We returned to Khiva, where Madrim had begun work on the Abdul Rasul Bai madrassah. We needed to replace most of the courtyard paving as well as the flooring in some of the cells. While Madrim renovated the madrassah, Aina worked with Rosa and Zamireh practising different stitches, and I prepared for a winter holiday, braving the Genghis
Khan Express from Kazakhstan to China in outside temperatures of –35°C. My travelling companion spoke Mandarin and I managed to communicate with the Uighars in Urumchi and Kashgar, who are very similar to Uzbeks in language and culture.

I returned to Khiva laden with cheap, gaudy gifts for the weavers, and a new bike which had turned heads at the airport. My home in Khiva was now a building
site, presided over by Koranbeg, muffled in a long padded robe. Keen to expand on our two guestrooms, he was building four more on the roof. To finance this venture he’d borrowed $3,000 at a rate of 10 per cent interest a month. I asked how he hoped to service this debt, and received a vague reply that, God willing, it would be repaid one day. I lent him my rather measly savings, and Uncle Richard,
hearing what had happened, offered to stump up the rest, aghast that anyone would borrow at such usurious rates.

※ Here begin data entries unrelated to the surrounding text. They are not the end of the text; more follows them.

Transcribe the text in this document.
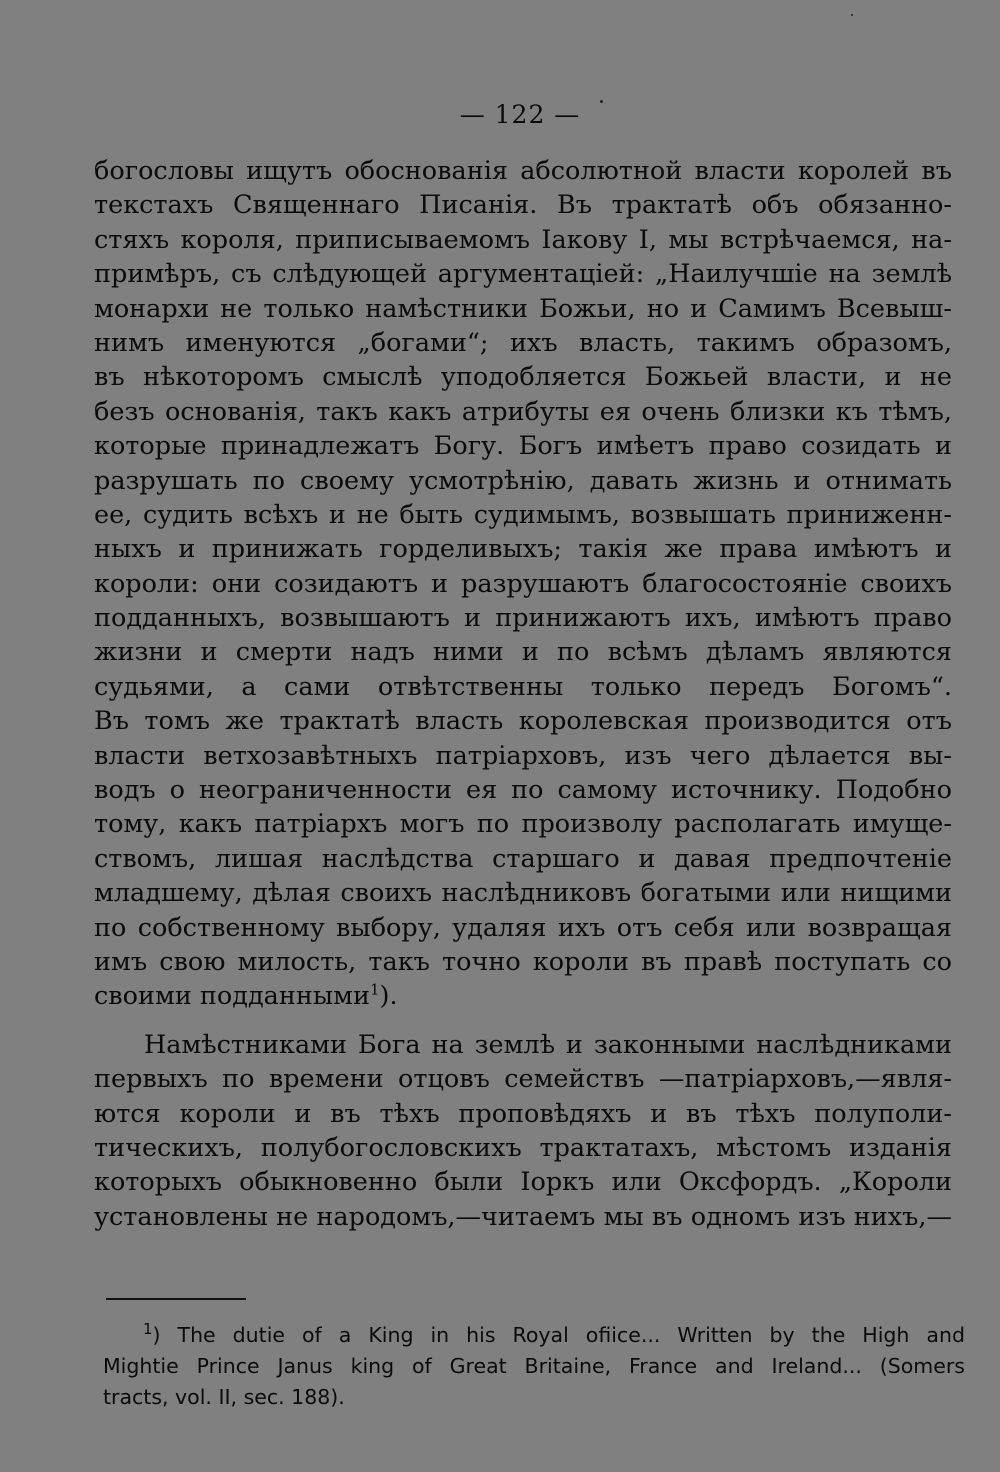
— 122 —
богословы ищутъ обоснованія абсолютной власти королей въ
текстахъ Священнаго Писанія. Въ трактатѣ объ обязанно-
стяхъ короля, приписываемомъ Іакову I, мы встрѣчаемся, на-
примѣръ, съ слѣдующей аргументаціей: „Наилучшіе на землѣ
монархи не только намѣстники Божьи, но и Самимъ Всевыш-
нимъ именуются „богами“; ихъ власть, такимъ образомъ,
въ нѣкоторомъ смыслѣ уподобляется Божьей власти, и не
безъ основанія, такъ какъ атрибуты ея очень близки къ тѣмъ,
которые принадлежатъ Богу. Богъ имѣетъ право созидать и
разрушать по своему усмотрѣнію, давать жизнь и отнимать
ее, судить всѣхъ и не быть судимымъ, возвышать приниженн-
ныхъ и принижать горделивыхъ; такія же права имѣютъ и
короли: они созидаютъ и разрушаютъ благосостояніе своихъ
подданныхъ, возвышаютъ и принижаютъ ихъ, имѣютъ право
жизни и смерти надъ ними и по всѣмъ дѣламъ являются
судьями, а сами отвѣтственны только передъ Богомъ“.
Въ томъ же трактатѣ власть королевская производится отъ
власти ветхозавѣтныхъ патріарховъ, изъ чего дѣлается вы-
водъ о неограниченности ея по самому источнику. Подобно
тому, какъ патріархъ могъ по произволу располагать имуще-
ствомъ, лишая наслѣдства старшаго и давая предпочтеніе
младшему, дѣлая своихъ наслѣдниковъ богатыми или нищими
по собственному выбору, удаляя ихъ отъ себя или возвращая
имъ свою милость, такъ точно короли въ правѣ поступать со
своими подданными$^1$).
Намѣстниками Бога на землѣ и законными наслѣдниками
первыхъ по времени отцовъ семействъ —патріарховъ,—явля-
ются короли и въ тѣхъ проповѣдяхъ и въ тѣхъ полуполи-
тическихъ, полубогословскихъ трактатахъ, мѣстомъ изданія
которыхъ обыкновенно были Іоркъ или Оксфордъ. „Короли
установлены не народомъ,—читаемъ мы въ одномъ изъ нихъ,—
$^1$) The dutie of a King in his Royal ofiice... Written by the High and
Mightie Prince Janus king of Great Britaine, France and Ireland... (Somers
tracts, vol. II, sec. 188).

Life took on an element of indoor camping, Zulhamar and Malika spending their days cooking plov for the builders. The building site proved a perilous place for my ginger cat, who fell into a large vat of whitewash and almost drowned. Despite the ensuing scratches, I managed to
soap him down in a tub. He remained a dusty white, and resentful, for several days afterwards – seldom venturing outside.

Meanwhile, renovation work was nearing completion at the madrassah and we gave more thought to training. As no one in Khiva knew how to make suzanis, we decided to call twenty women from the carpet workshop waiting list and give them all a week of embroidery training.
The ten most adept would become our new apprentices.

This approach worked well, and soon our first ten apprentices moved in to the madrassah. They worked in awkward silence the first day, graduating to quiet whispers and eventually becoming just as raucous as the carpet-weavers. At first they simply worked on samples while Rosa drew Timurid, door and majolica tile designs onto hand-woven
cloth we’d purchased in Shiberhan. But despite her best attempts, the designs were always wonky and stretched. The problem was solved by tracing the designs onto interfacing and stitching this papery material onto the cotton cloth and then embroidering over it – cutting away the remaining interfacing at the end.